Anne McCue – Up from Australia
Anne McCue calls it a “strange journey,” as she retraces her path from arts school graduate in Sydney, Australia, to singer-songwriter, guitarist and recording artist in Los Angeles. “But if you put yourself on a path,” she says, “things are bound to come to you, and send you in different directions.”
The first in the series of steppingstones that took McCue to her destination was a classified ad in a music street press newspaper in Melbourne, Australia, which read, “Wanted: Wild Women For Rock ‘n’ Roll Band.”
At the time, McCue was musical director for a highbrow theater company, and had developed a taste for avant garde underground bands such as Einsturzende Neubaten and the Birthday Party. Secretly, though, “I always wanted to be in a rock band,” she confesses in retrospect.

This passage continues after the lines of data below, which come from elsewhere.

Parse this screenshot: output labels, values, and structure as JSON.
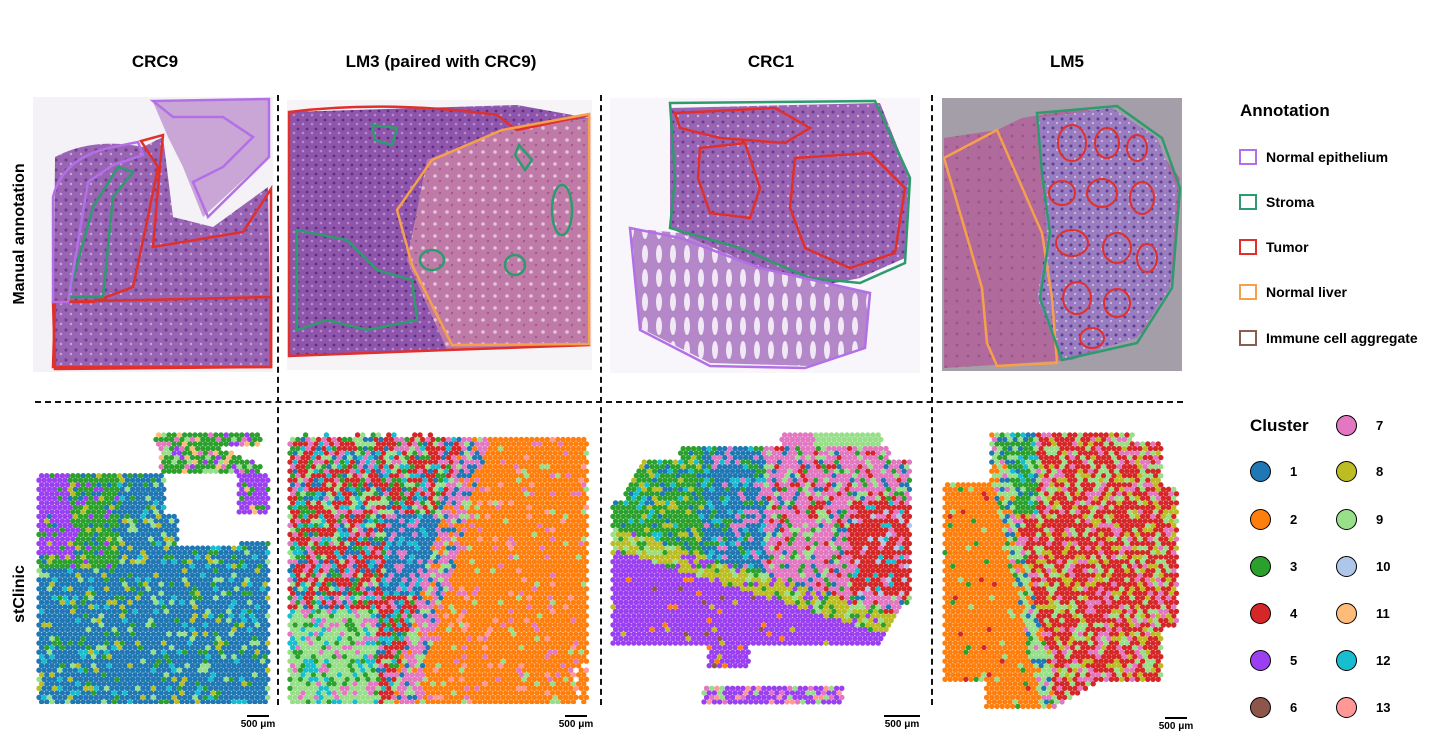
{
  "columns": [
    {
      "title": "CRC9"
    },
    {
      "title": "LM3 (paired with CRC9)"
    },
    {
      "title": "CRC1"
    },
    {
      "title": "LM5"
    }
  ],
  "rows": {
    "top": "Manual annotation",
    "bottom": "stClinic"
  },
  "scale_label": "500 μm",
  "annotation_legend": {
    "title": "Annotation",
    "items": [
      {
        "label": "Normal epithelium",
        "color": "#b370e6"
      },
      {
        "label": "Stroma",
        "color": "#2e9b6e"
      },
      {
        "label": "Tumor",
        "color": "#e0302c"
      },
      {
        "label": "Normal liver",
        "color": "#f5a04a"
      },
      {
        "label": "Immune cell aggregate",
        "color": "#8b5d4f"
      }
    ]
  },
  "cluster_legend": {
    "title": "Cluster",
    "items": [
      {
        "label": "1",
        "color": "#1f77b4"
      },
      {
        "label": "2",
        "color": "#ff7f0e"
      },
      {
        "label": "3",
        "color": "#2ca02c"
      },
      {
        "label": "4",
        "color": "#d62728"
      },
      {
        "label": "5",
        "color": "#9b40f0"
      },
      {
        "label": "6",
        "color": "#8c564b"
      },
      {
        "label": "7",
        "color": "#e377c2"
      },
      {
        "label": "8",
        "color": "#bcbd22"
      },
      {
        "label": "9",
        "color": "#98df8a"
      },
      {
        "label": "10",
        "color": "#aec7e8"
      },
      {
        "label": "11",
        "color": "#ffbb78"
      },
      {
        "label": "12",
        "color": "#17becf"
      },
      {
        "label": "13",
        "color": "#ff9896"
      }
    ]
  },
  "tissue_colors": {
    "he_purple": "#9a64b4",
    "he_light": "#c9a6d6",
    "liver_pink": "#b06a9c"
  }
}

So McCue answered the ad, which was recruiting for Girl Monstar, a trashy, Runaways-style group that went on to tour Australia with the Ramones and the Buzzcocks. (One of her bandmates, incidentally, was Sherry Rich, who now lives in Nashville and has a solo album out soon, produced by ex-Wilco member Jay Bennett.)
Although Girl Monstar’s orientation leaned too close to the mainstream for McCue’s tastes, she remembers it as a fun gig. “I enjoyed playing in a band, and I just loved playing guitar,” she says. “It ended up taking over my whole life.”
When Girl Monstar broke up after five years, McCue found herself temporarily at a loss. “It’s like after a divorce,” she remarks. “You have to find new friends, and work out who you want to be.”
She’d started showcasing her already remarkable guitar skills at blues jams in Melbourne’s pubs. One night she was approached by a man with a ticket to Vietnam for a multi-skilled guitar player. McCue jumped at the opportunity and subsequently found herself in a Ho Chi Minh bar called Apocalypse Now, playing in a power-rock trio with two other expat Australians, doing Pearl Jam, AC/DC and Nirvana covers. Before long, she’d also joined a jazz band, and started adding Lucinda Williams tunes and her own originals to their repertoire of standards.
The nightly experience of performing in front of tourists, far removed from any music industry expectations, was liberating for McCue. “It didn’t matter what I played,” she says, “because it wasn’t like I was in a peer group or a scene. When I got back, I was more focused on what I wanted to do.”
Once McCue found that focus, industry interest in her music came thick and fast. A Canadian label offered her a solo deal; almost simultaneously, Eden a.k.a, the Crosby Stills & Nash-styled folk band she’d joined (“because I needed the money”), were signed to Columbia.
Eden a.k.a. moved to Los Angeles to make an album that got shelved in the wake of a label shakeup — a scenario McCue describes as “heartbreaking,” though common enough. “There’s a lot of people in L.A. whose records haven’t come out,” she observes. “I don’t know where they go — some storeroom somewhere. It’s really sad, if you’re not allowed to record those songs again.”
McCue decided to put all her efforts into her solo career. “I’d been a sideman a lot,” she explains. “Most women who play guitar are singers, but I developed my guitar a lot more than my singing.
“For me to sing, it’s really personal and scary — especially for someone who didn’t do it growing up. The only reason I sing is because I write songs, and I want people to hear them.”
One of the first people who heard McCue’s songs made a phone call after the gig to his friend Lucinda Williams. “She came to see me in Nashville and asked me to tour with her,” McCue remembers. “I was always a big fan of Lucinda Williams. She’s one of the finest songwriters around; all writers can learn from her economy and integrity.”
McCue has just released a new album, Roll, with producer/engineer Dusty Wakeman, who has worked with Williams and many others including Dwight Yoakam. Wakeman is also now the bassist in McCue’s touring band.
“Dusty was into the philosophy of keeping it live, trying not to over-produce,” McCue says of the sessions with Wakeman. “I wanted to do the kind of recording bands do when they’re just starting out and don’t have a lot of contrivance to them.”
Roll is McCue’s first album for indie label Messenger Records, with whom she signed last year; she clearly feels right at home. “I’m a pretty slow learner,” McCue says. “I’ve worked with people I later on wished I hadn’t, and it’s taken me a while to know what I wanted to do.
“Now,” she declares softly, “I’m very particular. I want to be surrounded by people who are coming from the same planet as me. That way, there’s no need to pretend, or not tell the truth.”